Cet héritage l’aidera lors de son exil forcé de Jérusalem, le tumulte entourant le conflit israélo-palestinien entraînant le départ d’un million de Palestiniens.

Issa J. Boullata atterrit en effet avec sa jeune famille à Hartford pour y enseigner, puis s’installe ensuite à Montréal en vue d’un poste à l’Université McGill : grâce à son multilinguisme et à sa connaissance approfondie du monde arabe qu’il perfectionne au gré de sa curiosité sans limite, il y fera une carrière enviable.

Devant la tragédie palestinienne des années 1950 et 1960, déplore Boullata, les dirigeants palestiniens auront fait preuve de désorganisation et d’incompétence : il gardera envers eux, et envers tous les dirigeants politiques, une méfiance qui ne se dissipera jamais.

Maintenant retraité, à l’automne de sa vie, le professeur Boullata écrit ce livre pour qu’on se souvienne, dans l’espoir qu’un jour justice soit faite à son peuple déraciné.

Figures du palestinien. Identité des origines, identité de devenir

Elias Sanbar, Figures du palestinien. Identité des origines, identité de devenir, Paris, Gallimard, 2004.

Nuit blanche, été 2005

« Loin d’être originelles, nos racines sont devant nous. » À partir de ce constat singulier, l’intellectuel palestinien francophile Elias Sanbar s’intéresse aux « moments privilégiés » qui contribuent à forger l’identité d’un peuple, le palestinien en l’occurrence.

L’auteur en dégage trois figures principales, traitées de manière chronologique.

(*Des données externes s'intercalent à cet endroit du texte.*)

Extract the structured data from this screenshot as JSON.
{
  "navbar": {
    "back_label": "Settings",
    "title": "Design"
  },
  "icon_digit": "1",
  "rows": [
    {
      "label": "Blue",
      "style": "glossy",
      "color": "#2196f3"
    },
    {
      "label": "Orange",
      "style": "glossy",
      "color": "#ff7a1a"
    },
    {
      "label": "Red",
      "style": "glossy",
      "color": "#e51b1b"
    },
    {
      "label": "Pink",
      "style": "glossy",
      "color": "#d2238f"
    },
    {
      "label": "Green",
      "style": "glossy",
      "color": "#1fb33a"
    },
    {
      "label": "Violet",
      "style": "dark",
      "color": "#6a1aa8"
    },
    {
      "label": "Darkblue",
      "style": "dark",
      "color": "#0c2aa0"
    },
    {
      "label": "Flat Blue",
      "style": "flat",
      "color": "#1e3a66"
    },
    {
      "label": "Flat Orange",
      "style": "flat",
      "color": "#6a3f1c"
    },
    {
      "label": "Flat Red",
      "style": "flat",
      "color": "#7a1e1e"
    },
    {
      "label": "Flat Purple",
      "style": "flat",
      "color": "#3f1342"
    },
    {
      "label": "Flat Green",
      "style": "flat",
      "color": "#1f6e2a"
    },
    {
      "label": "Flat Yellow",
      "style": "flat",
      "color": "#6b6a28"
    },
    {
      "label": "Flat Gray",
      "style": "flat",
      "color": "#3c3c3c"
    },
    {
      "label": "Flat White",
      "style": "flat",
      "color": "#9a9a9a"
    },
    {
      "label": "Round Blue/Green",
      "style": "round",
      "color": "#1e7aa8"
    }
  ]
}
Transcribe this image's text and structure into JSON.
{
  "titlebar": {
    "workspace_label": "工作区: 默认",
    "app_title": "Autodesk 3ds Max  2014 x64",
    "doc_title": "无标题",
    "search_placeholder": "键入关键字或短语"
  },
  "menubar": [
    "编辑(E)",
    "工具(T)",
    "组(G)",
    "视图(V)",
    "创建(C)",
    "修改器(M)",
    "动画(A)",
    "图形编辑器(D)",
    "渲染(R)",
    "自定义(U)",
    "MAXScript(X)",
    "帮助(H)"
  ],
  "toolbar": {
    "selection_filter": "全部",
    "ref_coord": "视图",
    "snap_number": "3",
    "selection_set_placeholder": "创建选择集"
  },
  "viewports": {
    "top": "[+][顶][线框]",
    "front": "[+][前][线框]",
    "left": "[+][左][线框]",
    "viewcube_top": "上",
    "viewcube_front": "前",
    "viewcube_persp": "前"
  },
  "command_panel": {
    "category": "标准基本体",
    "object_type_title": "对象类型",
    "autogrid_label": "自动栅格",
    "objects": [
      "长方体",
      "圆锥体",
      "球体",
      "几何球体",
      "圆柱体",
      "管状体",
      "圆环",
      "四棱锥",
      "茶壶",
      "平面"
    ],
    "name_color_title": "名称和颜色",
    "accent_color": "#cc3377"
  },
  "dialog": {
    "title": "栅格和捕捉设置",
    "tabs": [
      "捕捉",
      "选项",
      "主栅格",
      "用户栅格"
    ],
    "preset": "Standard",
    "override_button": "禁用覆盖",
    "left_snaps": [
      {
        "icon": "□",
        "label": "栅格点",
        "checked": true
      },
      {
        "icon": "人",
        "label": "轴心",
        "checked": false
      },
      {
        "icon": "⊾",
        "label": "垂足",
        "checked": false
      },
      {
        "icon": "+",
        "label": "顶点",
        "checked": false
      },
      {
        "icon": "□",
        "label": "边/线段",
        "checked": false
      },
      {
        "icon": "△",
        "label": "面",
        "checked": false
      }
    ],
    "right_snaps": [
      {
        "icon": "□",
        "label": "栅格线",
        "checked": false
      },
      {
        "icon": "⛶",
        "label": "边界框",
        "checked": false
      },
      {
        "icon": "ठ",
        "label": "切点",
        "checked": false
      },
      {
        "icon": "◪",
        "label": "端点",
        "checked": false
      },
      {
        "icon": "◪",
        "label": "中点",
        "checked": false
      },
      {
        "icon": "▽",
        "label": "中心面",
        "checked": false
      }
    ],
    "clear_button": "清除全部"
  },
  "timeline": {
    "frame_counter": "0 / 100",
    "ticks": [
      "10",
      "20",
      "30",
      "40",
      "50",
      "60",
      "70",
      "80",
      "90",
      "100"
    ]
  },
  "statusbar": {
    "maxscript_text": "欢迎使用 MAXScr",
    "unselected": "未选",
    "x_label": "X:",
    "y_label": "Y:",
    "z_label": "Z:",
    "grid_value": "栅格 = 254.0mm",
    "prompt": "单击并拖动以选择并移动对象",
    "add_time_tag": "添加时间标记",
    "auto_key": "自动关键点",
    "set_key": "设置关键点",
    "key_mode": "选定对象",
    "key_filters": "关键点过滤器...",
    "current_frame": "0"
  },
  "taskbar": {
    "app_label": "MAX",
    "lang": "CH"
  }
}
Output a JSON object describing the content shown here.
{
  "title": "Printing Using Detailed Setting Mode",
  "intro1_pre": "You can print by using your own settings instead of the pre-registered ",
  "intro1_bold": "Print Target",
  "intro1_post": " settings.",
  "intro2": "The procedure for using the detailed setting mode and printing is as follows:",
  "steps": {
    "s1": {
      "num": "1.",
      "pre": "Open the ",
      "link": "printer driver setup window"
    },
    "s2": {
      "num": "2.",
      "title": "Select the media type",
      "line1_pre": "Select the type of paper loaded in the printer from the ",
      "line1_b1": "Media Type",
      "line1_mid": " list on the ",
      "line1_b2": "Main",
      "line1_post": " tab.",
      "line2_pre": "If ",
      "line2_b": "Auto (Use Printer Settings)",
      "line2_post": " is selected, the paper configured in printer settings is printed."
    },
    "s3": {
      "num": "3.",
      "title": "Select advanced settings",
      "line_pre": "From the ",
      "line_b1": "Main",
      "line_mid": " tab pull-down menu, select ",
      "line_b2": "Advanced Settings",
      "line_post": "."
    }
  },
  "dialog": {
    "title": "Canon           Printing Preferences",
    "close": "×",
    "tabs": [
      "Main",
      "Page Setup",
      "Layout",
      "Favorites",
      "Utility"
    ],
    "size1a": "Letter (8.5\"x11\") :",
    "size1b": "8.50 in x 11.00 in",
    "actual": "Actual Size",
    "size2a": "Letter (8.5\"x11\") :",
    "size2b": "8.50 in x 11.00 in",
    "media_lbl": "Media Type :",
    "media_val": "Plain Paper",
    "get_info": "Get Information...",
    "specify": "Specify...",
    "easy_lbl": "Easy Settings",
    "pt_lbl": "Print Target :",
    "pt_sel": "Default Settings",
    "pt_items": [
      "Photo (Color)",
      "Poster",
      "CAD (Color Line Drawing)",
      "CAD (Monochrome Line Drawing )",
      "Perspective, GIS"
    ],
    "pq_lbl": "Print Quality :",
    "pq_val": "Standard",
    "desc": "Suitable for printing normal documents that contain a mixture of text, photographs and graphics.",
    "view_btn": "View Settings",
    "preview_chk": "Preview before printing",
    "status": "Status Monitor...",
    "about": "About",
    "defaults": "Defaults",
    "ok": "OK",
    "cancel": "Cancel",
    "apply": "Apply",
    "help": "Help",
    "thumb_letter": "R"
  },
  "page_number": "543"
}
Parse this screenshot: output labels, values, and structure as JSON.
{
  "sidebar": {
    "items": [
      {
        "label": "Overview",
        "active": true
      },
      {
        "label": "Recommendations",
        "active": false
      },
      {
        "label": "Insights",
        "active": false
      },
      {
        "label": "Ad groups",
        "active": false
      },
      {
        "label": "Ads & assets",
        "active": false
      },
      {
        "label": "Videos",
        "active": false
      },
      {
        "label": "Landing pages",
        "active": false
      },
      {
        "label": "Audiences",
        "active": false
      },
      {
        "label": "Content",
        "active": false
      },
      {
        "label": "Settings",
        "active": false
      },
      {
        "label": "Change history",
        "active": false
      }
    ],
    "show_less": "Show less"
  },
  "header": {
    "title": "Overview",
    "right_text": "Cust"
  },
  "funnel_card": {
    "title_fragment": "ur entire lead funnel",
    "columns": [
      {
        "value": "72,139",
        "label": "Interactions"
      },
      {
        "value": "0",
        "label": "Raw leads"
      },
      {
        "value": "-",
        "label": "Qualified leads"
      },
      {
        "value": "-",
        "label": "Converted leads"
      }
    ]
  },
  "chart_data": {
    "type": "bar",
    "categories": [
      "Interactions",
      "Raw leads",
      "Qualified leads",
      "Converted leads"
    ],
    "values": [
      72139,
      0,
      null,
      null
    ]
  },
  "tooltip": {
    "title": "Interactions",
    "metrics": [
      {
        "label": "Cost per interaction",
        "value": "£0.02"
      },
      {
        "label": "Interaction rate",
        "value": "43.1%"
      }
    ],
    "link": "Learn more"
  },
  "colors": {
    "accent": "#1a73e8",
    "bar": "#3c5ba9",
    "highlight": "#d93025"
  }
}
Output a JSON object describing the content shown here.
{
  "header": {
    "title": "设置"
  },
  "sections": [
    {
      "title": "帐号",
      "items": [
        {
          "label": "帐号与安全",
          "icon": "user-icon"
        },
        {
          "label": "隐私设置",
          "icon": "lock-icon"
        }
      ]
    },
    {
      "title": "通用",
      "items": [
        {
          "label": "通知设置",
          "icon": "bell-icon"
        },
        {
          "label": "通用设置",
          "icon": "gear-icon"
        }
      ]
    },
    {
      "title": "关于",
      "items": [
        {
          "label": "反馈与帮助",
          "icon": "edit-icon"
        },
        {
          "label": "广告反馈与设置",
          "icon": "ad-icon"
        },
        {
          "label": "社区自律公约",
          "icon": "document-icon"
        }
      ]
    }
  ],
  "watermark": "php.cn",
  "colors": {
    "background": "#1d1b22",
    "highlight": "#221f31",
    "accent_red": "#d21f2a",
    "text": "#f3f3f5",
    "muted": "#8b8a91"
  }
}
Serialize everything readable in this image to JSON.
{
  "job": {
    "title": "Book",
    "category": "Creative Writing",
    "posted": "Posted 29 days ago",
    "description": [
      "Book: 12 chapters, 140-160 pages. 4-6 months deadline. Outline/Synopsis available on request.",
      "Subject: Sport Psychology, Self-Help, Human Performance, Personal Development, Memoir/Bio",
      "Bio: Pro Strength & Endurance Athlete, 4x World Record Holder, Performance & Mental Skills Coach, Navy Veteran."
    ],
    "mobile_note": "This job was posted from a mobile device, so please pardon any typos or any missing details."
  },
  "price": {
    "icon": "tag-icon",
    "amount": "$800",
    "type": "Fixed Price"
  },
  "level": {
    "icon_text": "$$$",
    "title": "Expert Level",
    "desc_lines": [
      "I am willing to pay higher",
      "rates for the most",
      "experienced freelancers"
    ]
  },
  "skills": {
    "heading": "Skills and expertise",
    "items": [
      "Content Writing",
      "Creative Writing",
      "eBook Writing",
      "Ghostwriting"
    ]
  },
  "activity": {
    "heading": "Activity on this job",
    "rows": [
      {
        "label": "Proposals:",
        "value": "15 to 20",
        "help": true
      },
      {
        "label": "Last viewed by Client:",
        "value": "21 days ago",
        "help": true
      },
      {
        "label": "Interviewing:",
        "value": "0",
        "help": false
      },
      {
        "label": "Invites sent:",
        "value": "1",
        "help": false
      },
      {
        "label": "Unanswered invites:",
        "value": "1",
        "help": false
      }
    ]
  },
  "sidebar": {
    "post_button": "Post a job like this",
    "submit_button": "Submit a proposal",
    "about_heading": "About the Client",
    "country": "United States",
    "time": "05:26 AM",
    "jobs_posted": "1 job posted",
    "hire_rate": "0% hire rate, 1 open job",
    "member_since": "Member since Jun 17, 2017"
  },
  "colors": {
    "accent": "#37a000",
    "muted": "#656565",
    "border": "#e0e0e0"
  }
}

Au XIXe siècle, sous l’Empire ottoman, la figure dominante est celle du Palestinien habi­tant une Terre sainte, presque hors du temps, lieu sacré où coexistent trois grands monothéismes.

De ce portrait un peu brumeux émerge une figure de remplacement, celle-là en conjonction étroite avec les bouleversements politiques du début du XXe siècle : mandat colonial britannique, immigration accrue des juifs, conséquence de leur persé­cution en Europe. L’Occident se construit alors une image néfaste des Palestiniens, brimant une communauté juive qui reprend et exploite à juste titre un territoire qui lui appartiendrait de droit. La communauté palestinienne, vue comme des « arabes en Palestine », pire comme les « non-juifs de Palestine », devient étrangère sur sa pro­pre terre.

Après les expulsions de 1948 dues à la guerre israélo­-arabe, et ce qui s’ensuivit, l’entassement des Palestiniens dans des camps de réfugiés, le Palestinien fait désormais figure d’« invisible », d’« absent », bref il subit un travail d’effacement de la mémoire. « Un édifice en trois étages émerge : expul­sion, prévention de tout retour des Palestiniens et mainmise des seuls juifs sur les lieux. » Contre ce déni d’existence se développe alors une culture bien distincte, vivace, nourrie de nostalgie, la culture d’un peuple qui croit au retour mythique à la terre d’origine, et qui réclame un État bien à lui.

Un seul agacement à la lecture de cet ouvrage par ailleurs fouillé, dense, riche en informations : une utilisation particulière des sour­ces externes, qui sont citées comme il se doit, entre guil­lemets, mais sans en identi­fier les auteurs.